This Dust-Filled Galaxy Formed Less Than A Billion Years After The Big Bang

This Dust-Filled Galaxy Formed Less Than A Billion Years After The Big Bang

Astronomers have spotted an unusually distant star-forming galaxy, the light of which took a whopping 13 billion years to reach Earth. Perhaps most incredibly, however, the galaxy was observed directly, without the help of a celestial phenomenon known as gravitational lensing.

This galaxy is called MAMBO-9, and it was actually detected 10 years ago with the Max-Planck Millimetre Bolometer (MAMBO) instrument attached to the IRAM 30-metre telescope in Spain. At the time, astronomers were unable to discern the galaxy’s distance from Earth owing to its incredibly low luminosity. Astronomers knew it was far, they just didn’t know how far.

But now they do, thanks to the sensitivity offered by the Atacama Large Millimetre/submillimeter Array (ALMA), which is located in the Chilean Andes. New research published in The Astrophysical Journal places MAMBO-9 at a distance of 13 billion light-years from Earth—a remarkable observation, given that the universe itself is 13.8 billion years old. MAMBO-9 formed a mere 970 million years after the Big Bang. This ancient galaxy, therefore, is like a portal back in time, allowing astronomers to catch a literal glimpse of what the universe looked like during this very early stage in its formation.

Older galaxies have been spotted before, including galaxy SPT0311-58, which formed a mere 780 million years after the Big Bang. What’s particularly special about MAMBO-9, however, is that it’s the most distant and subsequently the oldest dusty galaxy to be directly observed by telescopes, without the benefit of gravitational lensing—a magnification effect in which the gravity of a foreground galaxy warps the light from one behind it.

“We found the galaxy in a new ALMA survey specifically designed to identify dusty star-forming galaxies in the early universe,” said Caitlin Casey, an astronomer from the University of Texas at Austin and the lead author of the new study, in a press release. “And what is special about this observation, is that this is the most distant dusty galaxy we have ever seen in an unobstructed way.”

By “dusty galaxy,” Casey is referring to massive dust-filled, star-forming galaxies. These types of galaxies can spawn stars amounting to thousands of solar masses per year, in which one solar mass equals the weight of our Sun. By comparison, the Milky Way produces around three solar masses’ worth of stars each year. Most of these gigantic stellar factories formed long after the universe reached a certain level of maturity, but some have been observed at less than 1 billion years after the Big Bang, including the aforementioned SPT0311-58. Given their surprisingly early appearance, dusty galaxies likely played an important role in the development of the early universe.

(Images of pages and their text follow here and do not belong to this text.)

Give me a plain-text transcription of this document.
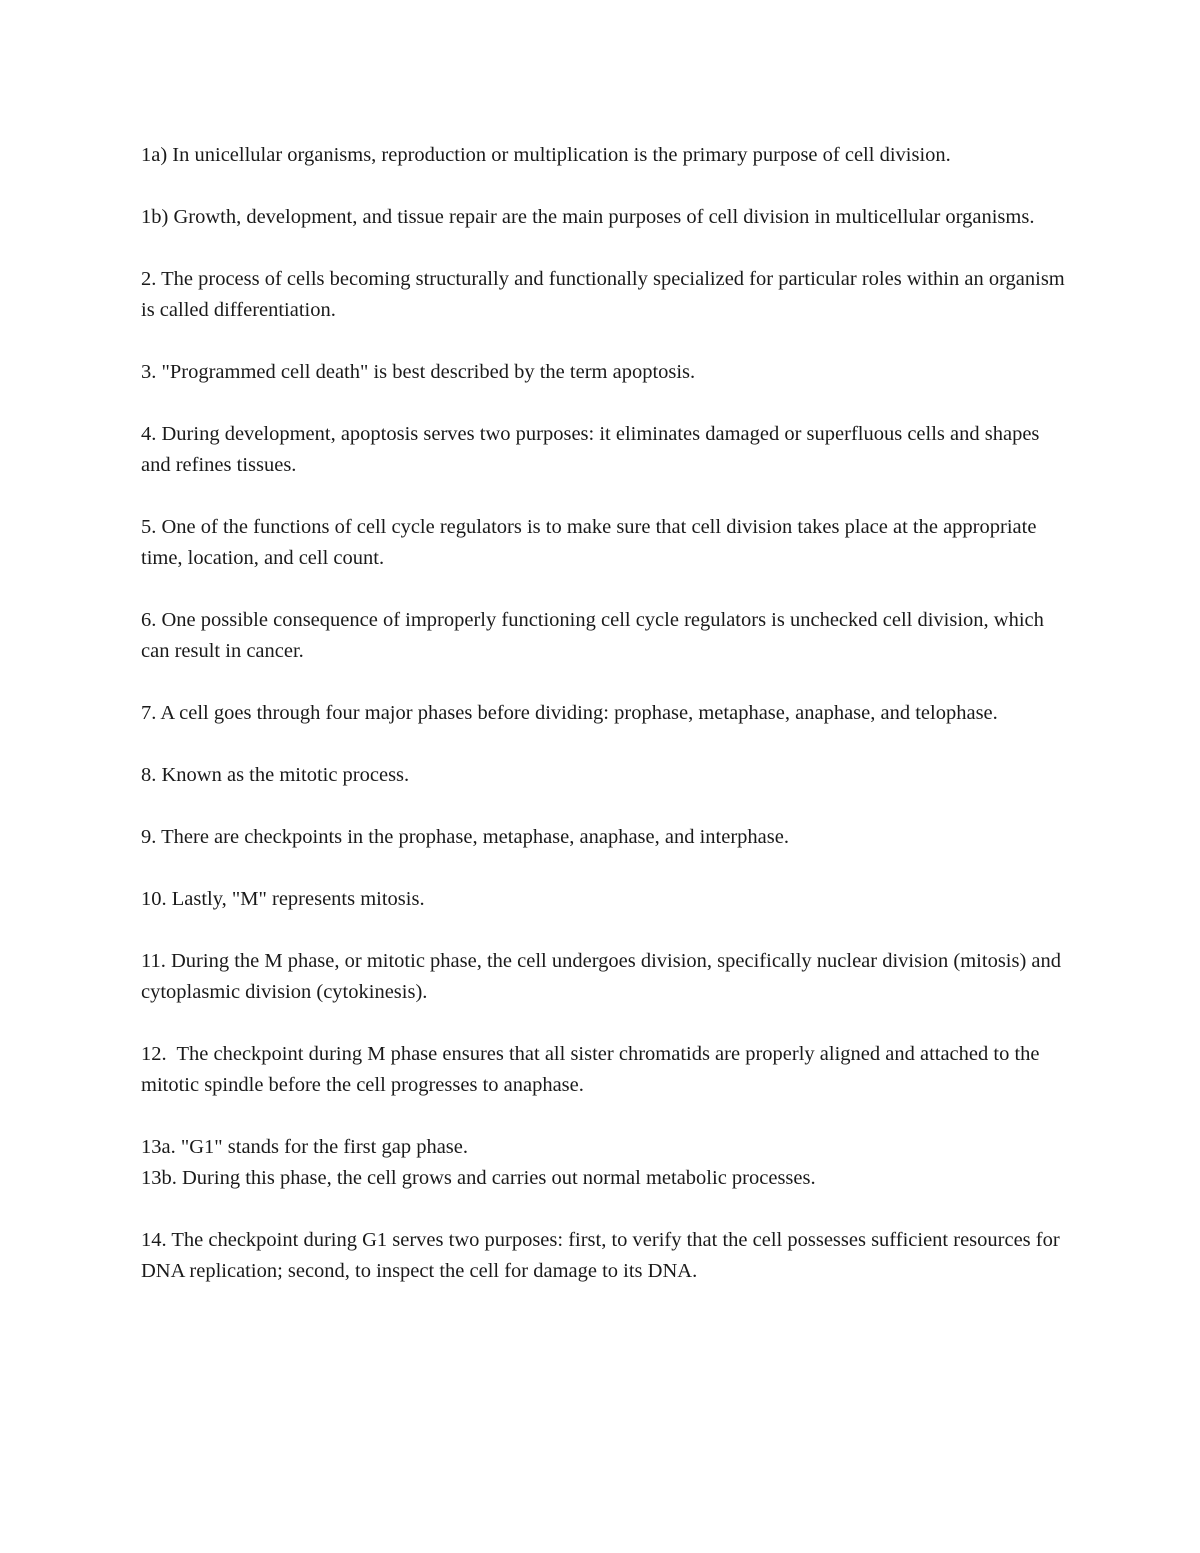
1a) In unicellular organisms, reproduction or multiplication is the primary purpose of cell division.

1b) Growth, development, and tissue repair are the main purposes of cell division in multicellular organisms.

2. The process of cells becoming structurally and functionally specialized for particular roles within an organism is called differentiation.

3. "Programmed cell death" is best described by the term apoptosis.

4. During development, apoptosis serves two purposes: it eliminates damaged or superfluous cells and shapes and refines tissues.

5. One of the functions of cell cycle regulators is to make sure that cell division takes place at the appropriate time, location, and cell count.

6. One possible consequence of improperly functioning cell cycle regulators is unchecked cell division, which can result in cancer.

7. A cell goes through four major phases before dividing: prophase, metaphase, anaphase, and telophase.

8. Known as the mitotic process.

9. There are checkpoints in the prophase, metaphase, anaphase, and interphase.

10. Lastly, "M" represents mitosis.

11. During the M phase, or mitotic phase, the cell undergoes division, specifically nuclear division (mitosis) and cytoplasmic division (cytokinesis).

12.  The checkpoint during M phase ensures that all sister chromatids are properly aligned and attached to the mitotic spindle before the cell progresses to anaphase.

13a. "G1" stands for the first gap phase.

13b. During this phase, the cell grows and carries out normal metabolic processes.

14. The checkpoint during G1 serves two purposes: first, to verify that the cell possesses sufficient resources for DNA replication; second, to inspect the cell for damage to its DNA.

Casey and her colleagues were also able to measure the total mass of gas and dust packed into MAMBO-9. This primordial galaxy contains gas and dust amounting to 10 times the mass of all the stars in the Milky Way—it’s huge. This is a really neat observation, because it means MAMBO-9, some 13 billion years ago from our perspective, had yet to produce the vast majority of stars it was destined to create (it very likely managed to produce those stars, but we’ll never have the opportunity to see them unless we manage to observe MAMBO-9 for the next 4 billion to 6 billion years or more).

The astronomers detected two discernible sections of the galaxy, a big section and a small section, which are in the process of merging.

In an email to Gizmodo, astronomer Robert Minchin, a senior scientist from the Stratospheric Observatory For Infrared Astronomy (SOFIA) at NASA Ames Research Centre, said the new paper “certainly looks interesting.”

“Unlike with gravitationally lensed galaxies, we have an undistorted view of MAMBO-9,” he said. “ALMA has been able to resolve the source into a galaxy pair that is quite possibly in the process of merging, which is likely to have triggered the starbursts in the source—we are basically seeing a galaxy caught in the process of formation,” said Minchin, who wasn’t involved with the new study.

As noted, MAMBO-9 was catalogued a decade ago, but only now have astronomers been able to determine its distance.

“There are many more sources already in catalogues that might be equally interesting but which haven’t yet been spectroscopically confirmed,” said Minchin. “Unfortunately such confirmation requires lots of expensive telescope time, which is in high demand.”

Looking ahead, Casey and her colleagues are hoping to use ALMA to find similarly old and distant galaxies to get a sense of how common they were back then and to figure out how they managed to acquire so much gas and dust so soon after the Big Bang.